Dharamshala, India — His Holiness the Dalai Lama met with the young leader and peace-builders from the United States Institute of Peace (USIP) on September 22, and said, “We have to make an effort to create a more peaceful world and a happier humanity. We can identify differences between us in terms of race, nationality, and religion, but we would be better instead to think of humanity as a whole.”
Two-day dialogue of His Holiness the Dalai Lama with 26 young leaders at his residence in Dharamshala, HP, India, on September 22, 2022, hosted by the United States Institute of Peace (USIP). The young leaders participating in this program, ages 20-30, are peacemakers in their communities in the Middle East, Africa, Southeast Asia, and South America.
David Yang, Vice President for Applied Conflict Transformation at USIP, as the moderator, announced that this is the seventh interaction between His Holiness and USIP delegates. He explained that today and tomorrow His Holiness the Dalai Lama would engage with 26 young leaders from 12 conflict-affected regions. He said that for the past two years, the meeting has been conducted as a virtual online dialogue, but now they were happy to meet in person.
As part of the youth leadership training, they recounted the bitter experiences and hardships they have faced since childhood, and how they have become leaders, change-makers and peace-builders in the regions.
Then His Holiness the Dalai Lama told them, “We have to make an effort to create a more peaceful world and a happier humanity. We can identify differences between us in terms of race, nationality, and religion, but we would be better instead to think of humanity as a whole. We all have equal rights. We are all born from a mother and most of us drink her milk. We depend on her kindness from the start of our lives. Warm-heartedness is an appropriate response.”
“Modern education tends to focus on material goals rather than inner values. It seems to encourage a sense of ‘us’ and ‘them’, instead of emphasising that we are essentially the same and we have to live together,” His Holiness the Dalai Lama said.
“Each of us has two eyes, one nose, one mouth. If one of us were to have three eyes, that would be a surprise. If we examine our brains, they are equally complex. Therefore, we have to encourage a strong sense of brotherhood and sisterhood,” His Holiness told the youths.
“As I said we are all born the same way, and in the end, we all die the same way. When that happens, it is not the ceremony that is important, but whether we have the warm affection of relatives and friends around us. As I told former Prime Minister Manmohan Singh, I expect to live another 15 or 20 years, but when I die, I would prefer to be free and surrounded by friends in India not hard-hearted Chinese Communist officials,” the Spiritual leader of Tibet said.

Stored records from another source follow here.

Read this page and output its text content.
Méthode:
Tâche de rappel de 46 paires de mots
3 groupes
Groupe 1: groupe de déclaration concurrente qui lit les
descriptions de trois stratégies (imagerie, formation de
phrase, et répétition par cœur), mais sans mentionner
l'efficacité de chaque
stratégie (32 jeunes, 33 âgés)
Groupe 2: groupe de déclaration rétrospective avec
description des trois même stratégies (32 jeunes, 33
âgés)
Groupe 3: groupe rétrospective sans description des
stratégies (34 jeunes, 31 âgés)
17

“Freedom is important in our lives. We need to be free to be able to exercise our brains, to be able always to ask, “Why?” From this point of view, totalitarian systems are wholly unfavourable. It is the freedom that fosters warm-heartedness and compassion, which in turn lead to inner peace. When you are warm-hearted there is no basis to be afraid. Fear is bad for the mind and too easily leads to anger. And anger is the real foe of peace of mind,” His Holiness mentioned.
“I practise compassion, so wherever I go, I smile and feel happy. As human beings we have to find how to live together in peace,” His Holiness the Dalai Lama told them.
“We need to aim for a completely demilitarized world, I am from Tibet where Chinese Communists have everything under tight control. But the Tibetan spirit is strong and we have preserved the Nalanda Tradition. Instead of relying on guns, we cultivate compassion. Six million Tibetans put their faith in what the Buddha taught about forgiveness and compassion,” the Tibetan spiritual leader told them.
“I believe that as human beings we are all fundamentally compassionate. We have to build a world founded on human values—a demilitarized world, a world no longer dependent on the use of weapons. When people fight and die, their minds are not at peace, but we can imagine building a world based on compassion,” His Holiness said.
Asked what qualities are required to bring about peace, His Holiness remarked: “I am a Buddhist and as soon as I wake every morning, I remind myself that all human beings are the same as me—we all want to be happy. I resolve to use my life to ensure that other beings are happy. It is compassion that brings about peace of mind, not anger and hatred, so we need to focus on the whole of humanity as being our brothers and sisters.”
His Holiness recommended putting negative experiences behind us and setting positive goals. He said, “it is possible to teach people to be more compassionate because we all have a seed of compassion from the start of our lives—we just have to nurture it. The key factor is to cultivate warm-heartedness.”